Enhancing oxygen permeation through Fe2NiO4–Ce0.8Tb0.2O2−δ composite membranes using porous layers activated with Pr6O11 nanoparticles

Abstract

Fe₂NiO₄–Ce_0.8Tb_0.2O_2−δ (NFO–CTO) composite membranes are of interest to separate oxygen from air. In this study, we investigate the influence of the catalytic activation of NFO–CTO membranes on the oxygen permeation rate. Specifically, the effect of activating porous NFO–CTO layers –coated on both sides of the dense NFO–CTO membrane – with Pr₆O₁₁ nanoparticles is studied.

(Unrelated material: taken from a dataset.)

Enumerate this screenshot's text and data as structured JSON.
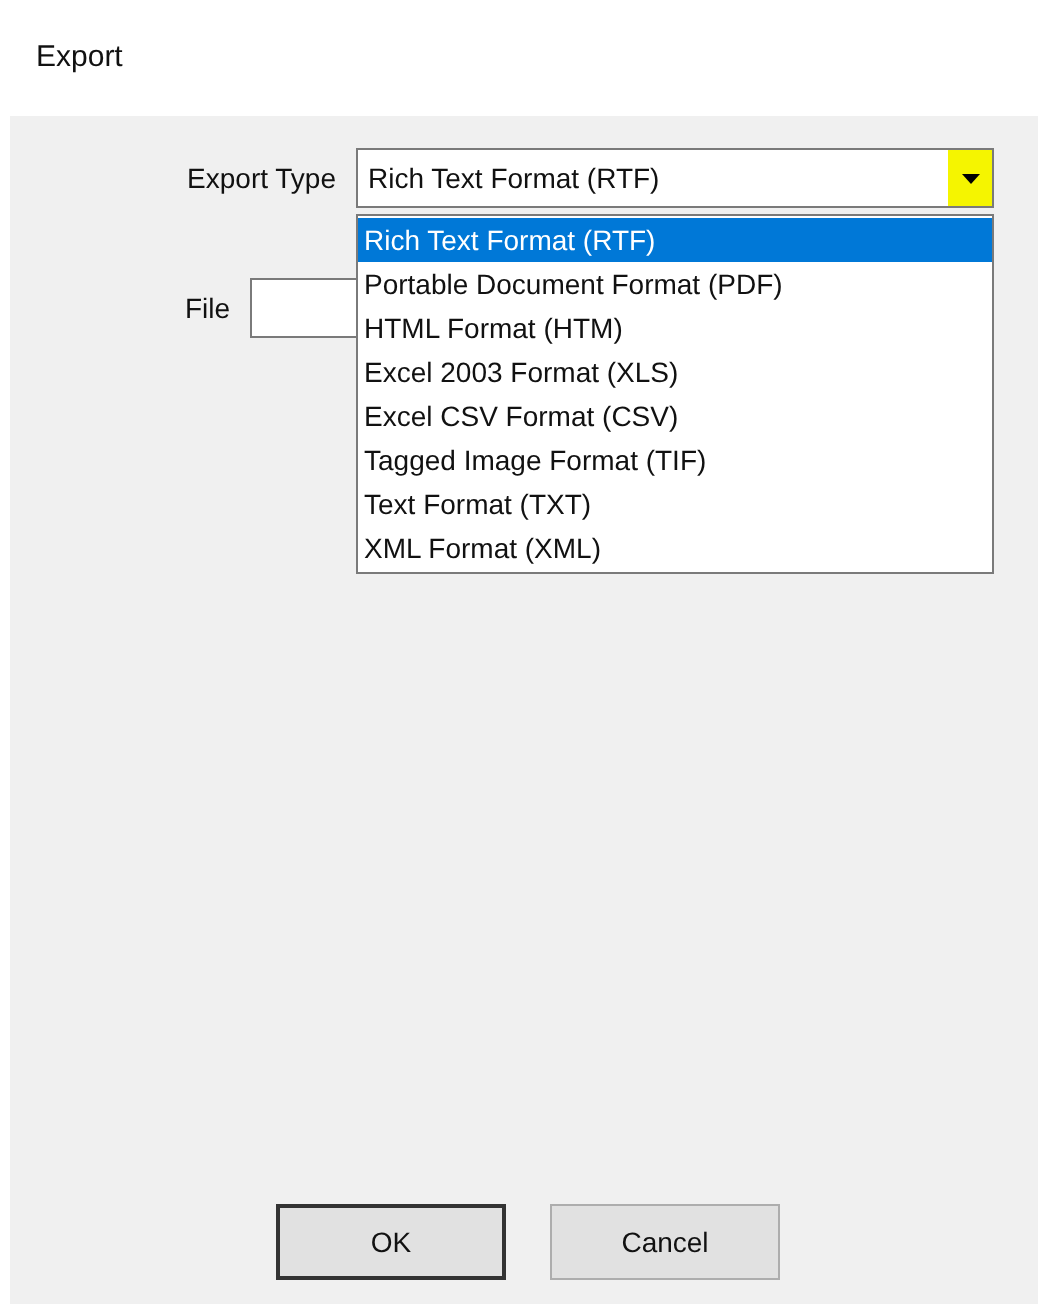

Measurements in the temperature range 850–700 °C revealed a 2–4 fold increase in the oxygen flux after coating a 30 μm-thick porous NFO–CTO layer on both membrane sides, and a 6–12 fold increase relative to the bare membrane after activating the porous layers coated on both sides of the membrane with Pr₆O₁₁ nanoparticles. No degradation of the oxygen fluxes was found in CO₂-containing atmospheres. Pulse isotopic exchange measurements confirmed an increase in the oxygen surface exchange rate of more than one order of magnitude after dispersion of Pr₆O₁₁ nanoparticles on the surface of NFO–CTO composite powders. Electrochemical impedance spectroscopy measurements on symmetrical cells, using Gd-doped ceria (CGO) as the electrolyte and Pr₆O₁₁-activated NFO–CTO electrodes, showed a 10-fold decrease in the polarization resistance compared to non-infiltrated electrodes in air. Modification of porous layers by activation with Pr₆O₁₁ nanoparticles is considered a viable route to enhance the oxygen fluxes across composite membranes.